It seems that Nirva Morisseau-Leroy has always lived under the threat of hurricanes. She grew up in Haiti, an island nation often menaced by the violent storms of each Atlantic hurricane season. And nine years ago, she lost her South Miami-Dade home to Hurricane Andrew.

Today, she continues to live in the eye of the storm-not as a victim, but as an Oracle database administrator and application developer in the Hurricane Research Division at the National Oceanic and Atmospheric Administration.

Working out of NOAA's Atlantic Oceanographic and Meteorological Laboratory on Virginia Key, Morisseau-Leroy designs database software applications to store atmospheric observation data that scientists use to study storms. She sifts through streams of data such as wind speed and direction, barometric pressure, humidity, and dew point temperature, and formats it so that scientists can easily get to it. Stationary and polar-orbiting satellites, sea buoys, and aircraft that fly directly into storms provide the information.

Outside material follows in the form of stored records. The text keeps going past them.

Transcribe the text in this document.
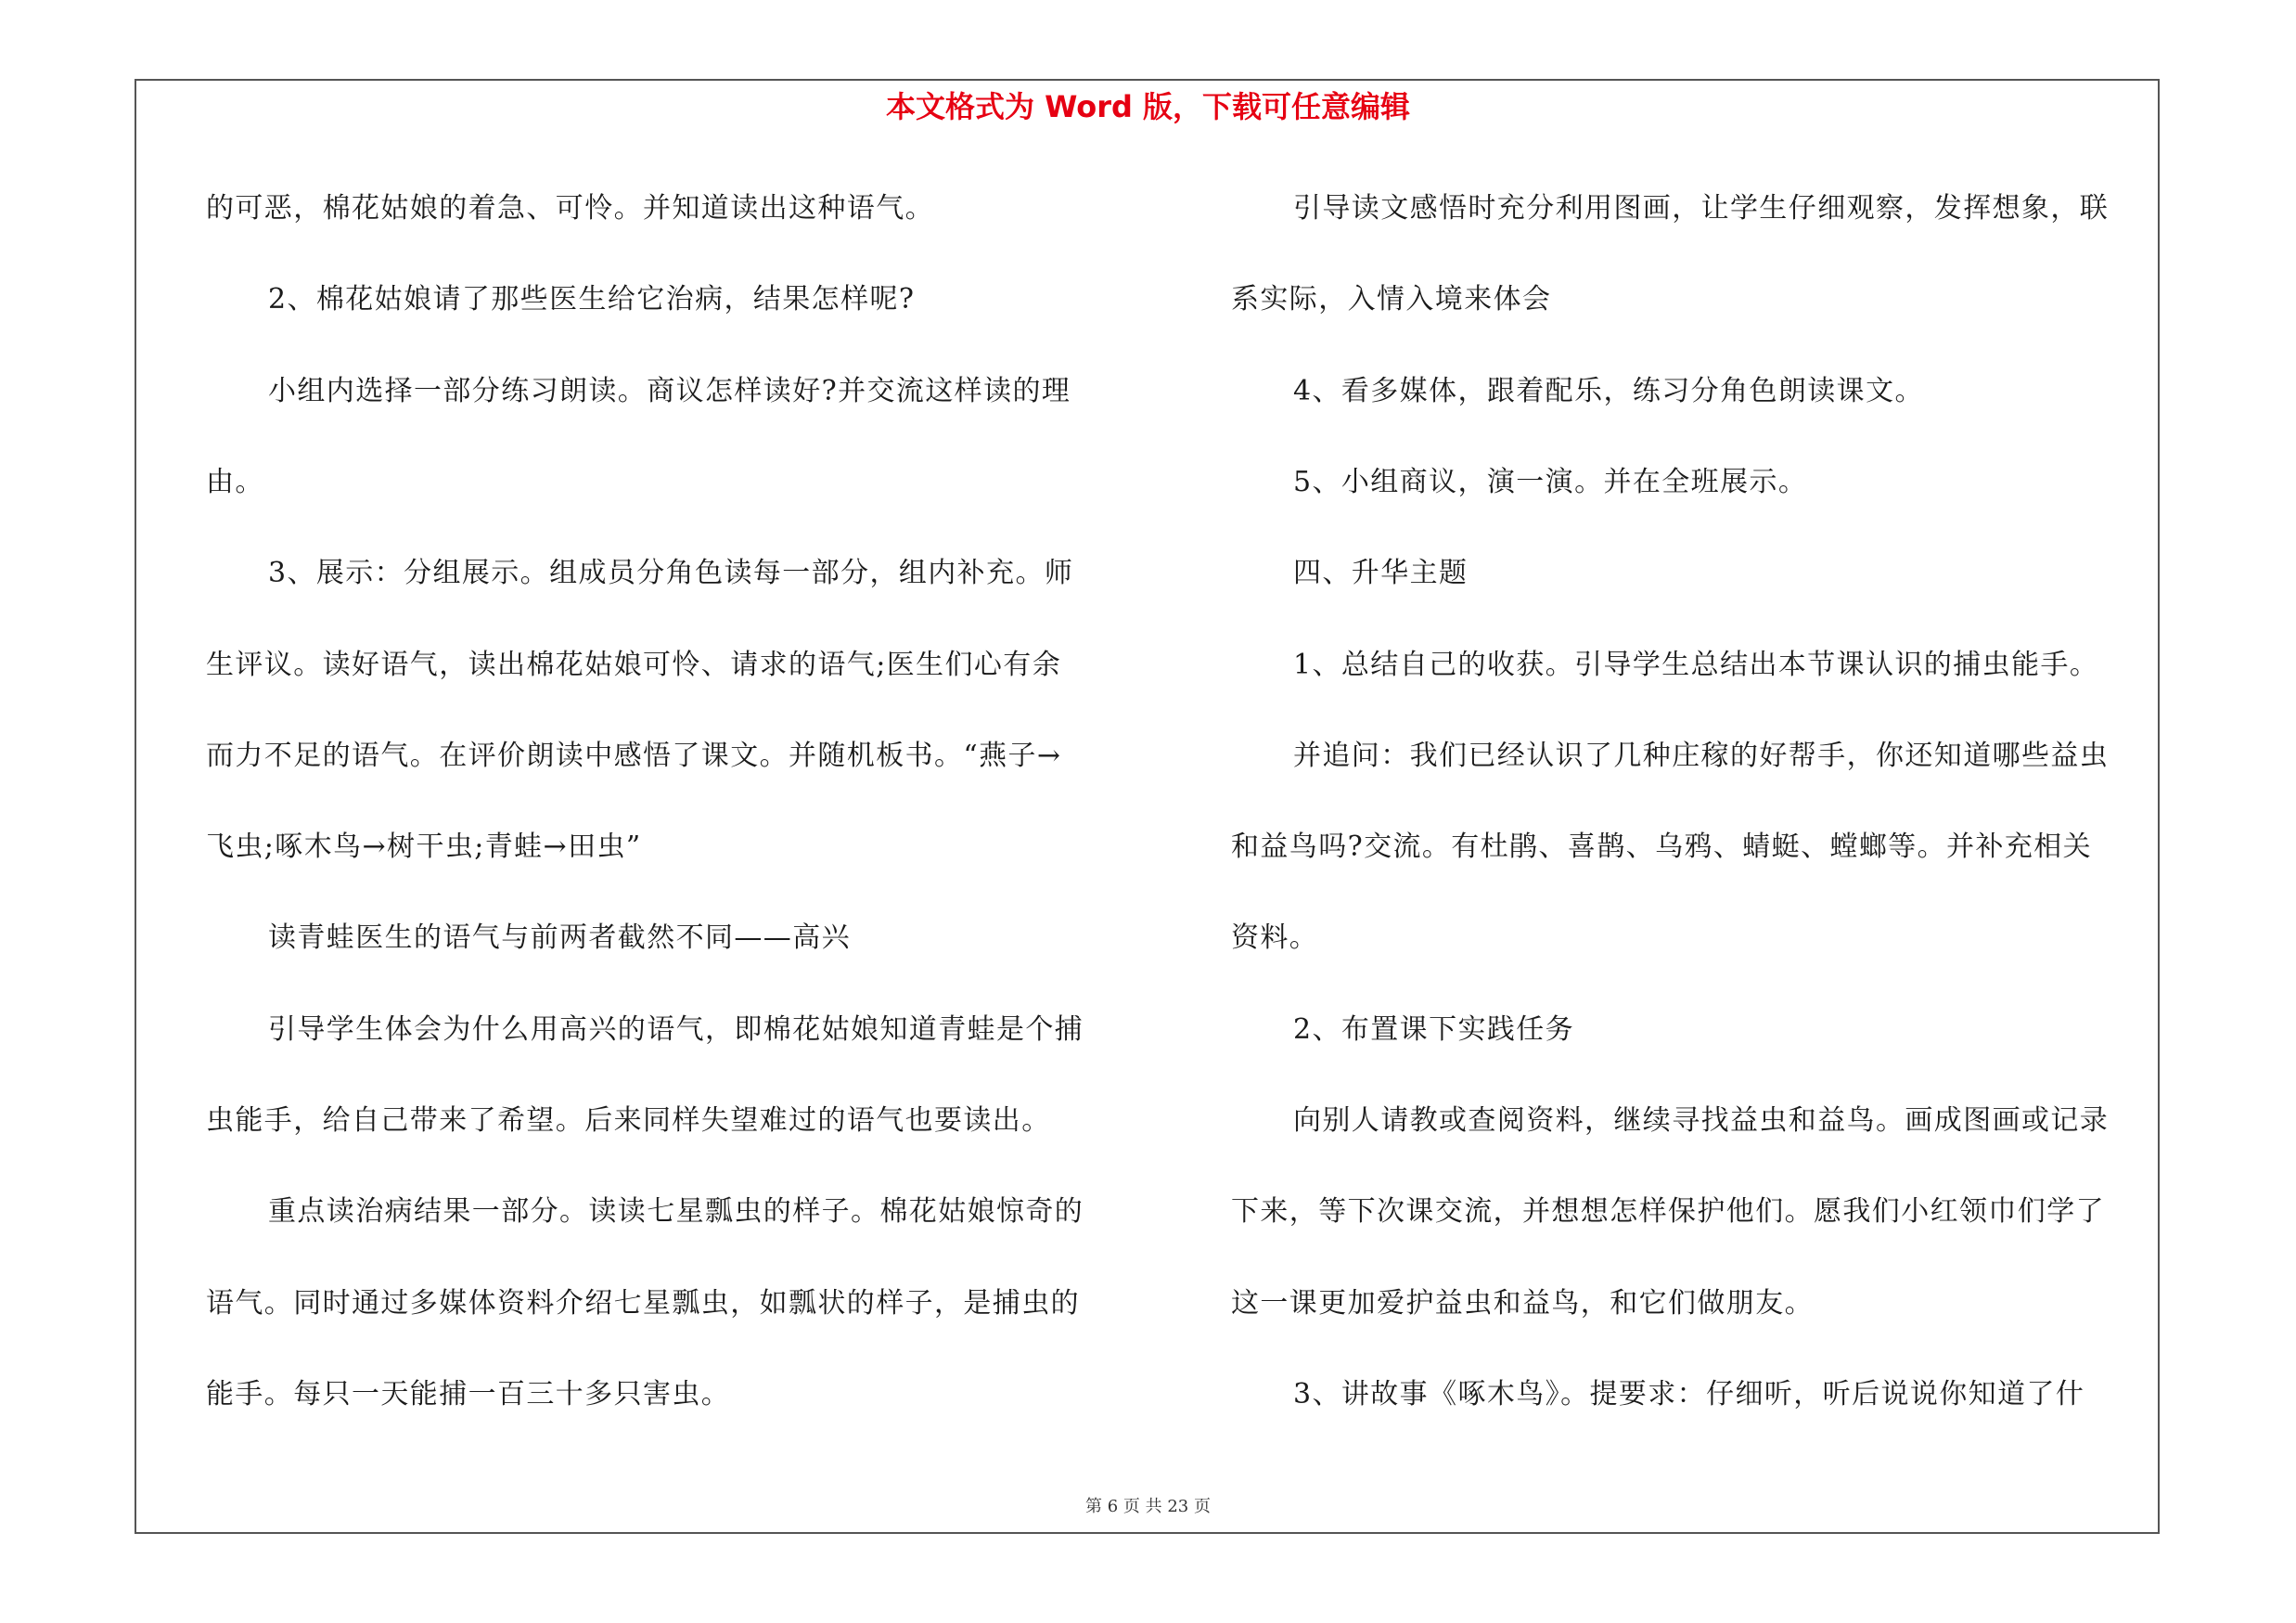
本文格式为 Word 版，下载可任意编辑
的可恶，棉花姑娘的着急、可怜。并知道读出这种语气。
2、棉花姑娘请了那些医生给它治病，结果怎样呢?
小组内选择一部分练习朗读。商议怎样读好?并交流这样读的理
由。
3、展示：分组展示。组成员分角色读每一部分，组内补充。师
生评议。读好语气，读出棉花姑娘可怜、请求的语气;医生们心有余
而力不足的语气。在评价朗读中感悟了课文。并随机板书。“燕子→
飞虫;啄木鸟→树干虫;青蛙→田虫”
读青蛙医生的语气与前两者截然不同——高兴
引导学生体会为什么用高兴的语气，即棉花姑娘知道青蛙是个捕
虫能手，给自己带来了希望。后来同样失望难过的语气也要读出。
重点读治病结果一部分。读读七星瓢虫的样子。棉花姑娘惊奇的
语气。同时通过多媒体资料介绍七星瓢虫，如瓢状的样子，是捕虫的
能手。每只一天能捕一百三十多只害虫。
引导读文感悟时充分利用图画，让学生仔细观察，发挥想象，联
系实际，入情入境来体会
4、看多媒体，跟着配乐，练习分角色朗读课文。
5、小组商议，演一演。并在全班展示。
四、升华主题
1、总结自己的收获。引导学生总结出本节课认识的捕虫能手。
并追问：我们已经认识了几种庄稼的好帮手，你还知道哪些益虫
和益鸟吗?交流。有杜鹃、喜鹊、乌鸦、蜻蜓、螳螂等。并补充相关
资料。
2、布置课下实践任务
向别人请教或查阅资料，继续寻找益虫和益鸟。画成图画或记录
下来，等下次课交流，并想想怎样保护他们。愿我们小红领巾们学了
这一课更加爱护益虫和益鸟，和它们做朋友。
3、讲故事《啄木鸟》。提要求：仔细听，听后说说你知道了什
第 6 页 共 23 页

"Collecting the data isn't really difficult," she says. "Manipulating it, storing it efficiently, and providing tools to retrieve it is the biggest challenge we face."

If anyone has the expertise to do it, it is Morisseau-Leroy. She holds a bachelor's degree in mathematics from City College of New York and a master's in computer science from Florida International University. While she is based at NOAA, Morisseau-Leroy is officially a full-time University of Miami employee, an assistant scientist at the Rosenstiel School of Marine and Atmospheric Science, where she is affiliated with the Cooperative Institute for Marine and Atmospheric Studies division directed by Joseph Prospero. She is also the author of two books on designing database applications, one of them a recent bestseller on Amazon.com.

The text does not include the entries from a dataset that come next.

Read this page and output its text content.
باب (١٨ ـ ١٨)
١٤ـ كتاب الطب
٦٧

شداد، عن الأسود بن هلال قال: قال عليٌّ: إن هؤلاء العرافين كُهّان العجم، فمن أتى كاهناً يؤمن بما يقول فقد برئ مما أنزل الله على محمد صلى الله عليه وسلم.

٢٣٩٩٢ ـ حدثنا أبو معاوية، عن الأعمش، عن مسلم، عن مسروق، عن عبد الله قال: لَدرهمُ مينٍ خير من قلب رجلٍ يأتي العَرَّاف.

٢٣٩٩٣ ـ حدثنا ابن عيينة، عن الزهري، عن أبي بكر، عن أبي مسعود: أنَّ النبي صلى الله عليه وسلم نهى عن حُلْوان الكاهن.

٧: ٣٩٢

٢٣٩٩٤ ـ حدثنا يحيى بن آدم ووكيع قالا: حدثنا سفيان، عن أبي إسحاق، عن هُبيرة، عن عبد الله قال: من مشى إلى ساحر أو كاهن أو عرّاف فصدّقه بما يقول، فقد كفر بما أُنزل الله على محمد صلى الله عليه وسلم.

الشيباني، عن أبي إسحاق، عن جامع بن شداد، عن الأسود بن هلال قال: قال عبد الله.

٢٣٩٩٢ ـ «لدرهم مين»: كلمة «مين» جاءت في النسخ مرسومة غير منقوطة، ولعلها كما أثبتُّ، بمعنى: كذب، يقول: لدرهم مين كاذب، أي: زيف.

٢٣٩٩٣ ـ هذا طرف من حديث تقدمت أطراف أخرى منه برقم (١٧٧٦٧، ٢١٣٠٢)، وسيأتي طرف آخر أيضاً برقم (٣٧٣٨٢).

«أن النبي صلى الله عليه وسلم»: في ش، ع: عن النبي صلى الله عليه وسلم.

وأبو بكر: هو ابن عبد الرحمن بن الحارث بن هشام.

Morisseau-Leroy, however, wasn't always as comfortable with designing database software systems as she is now. "I was always good at mathematics," she says. "But the first time I tried computer programming, I hated it with a passion."

But Morisseau-Leroy persisted. "I had to learn it if I wanted to advance in my career," she says. So she enrolled in graduate school and earned her master's degree in computer science. Now she knows a slew of programming languages like the back of her hand.

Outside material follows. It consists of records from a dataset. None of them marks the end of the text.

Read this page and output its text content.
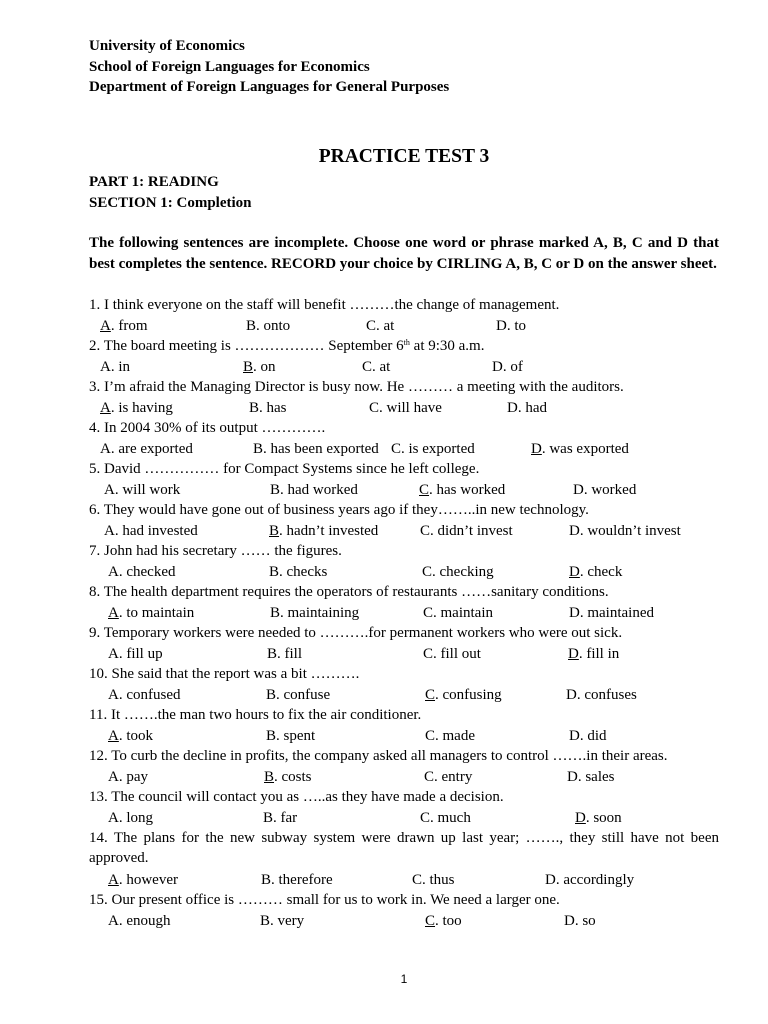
University of Economics
School of Foreign Languages for Economics
Department of Foreign Languages for General Purposes
PRACTICE TEST 3
PART 1: READING
SECTION 1: Completion
The following sentences are incomplete. Choose one word or phrase marked A, B, C and D that best completes the sentence. RECORD your choice by CIRLING A, B, C or D on the answer sheet.
1. I think everyone on the staff will benefit ………the change of management.
A. from	B. onto	C. at	D. to
2. The board meeting is ……………… September 6th at 9:30 a.m.
A. in	B. on	C. at	D. of
3. I’m afraid the Managing Director is busy now. He ……… a meeting with the auditors.
A. is having	B. has	C. will have	D. had
4. In 2004 30% of its output ………….
A. are exported	B. has been exported C. is exported	D. was exported
5. David …………… for Compact Systems since he left college.
A. will work	B. had worked	C. has worked	D. worked
6. They would have gone out of business years ago if they……..in new technology.
A. had invested	B. hadn’t invested	C. didn’t invest	D. wouldn’t invest
7. John had his secretary …… the figures.
A. checked	B. checks	C. checking	D. check
8. The health department requires the operators of restaurants ……sanitary conditions.
A. to maintain	B. maintaining	C. maintain	D. maintained
9. Temporary workers were needed to ……….for permanent workers who were out sick.
A. fill up	B. fill	C. fill out	D. fill in
10. She said that the report was a bit ……….
A. confused	B. confuse	C. confusing	D. confuses
11. It …….the man two hours to fix the air conditioner.
A. took	B. spent	C. made	D. did
12. To curb the decline in profits, the company asked all managers to control …….in their areas.
A. pay	B. costs	C. entry	D. sales
13. The council will contact you as …..as they have made a decision.
A. long	B. far	C. much	D. soon
14. The plans for the new subway system were drawn up last year; ……., they still have not been approved.
A. however	B. therefore	C. thus	D. accordingly
15. Our present office is ……… small for us to work in. We need a larger one.
A. enough	B. very	C. too	D. so
1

At NOAA's Hurricane Research Division, only a stone's throw across from the Rosenstiel School on the Rickenbacker Causeway, Morisseau-Leroy, along with research associate Sonia Otero and UM engineering student Nicholas Carrascos, works diligently at gathering and manipulating the critical data scientists need to predict the likely path of hurricanes. Morisseau-Leroy and her staff not only monitor hurricane activity, but atmospheric events all over the world.

The information they provide scientists is also given to the National Hurricane Center in Miami, who then uses it to update local television meteorologists on the path of approaching storms.

Morisseau-Leroy, who was born in Haiti and speaks fluent French, feels that her work at NOAA has far-reaching implications. She says their current system of supplying hurricane data to local and national forecasters could some day be used to help Third World nations in the Caribbean that are often threatened by hurricanes.

"By providing information to a global community, we'll be able to help people not only here but on an international scale," says Morisseau-Leroy, who returns to her homeland on a regular basis to teach computer programming to Haitian college students. "And coming from Haiti, that is something very close to my heart."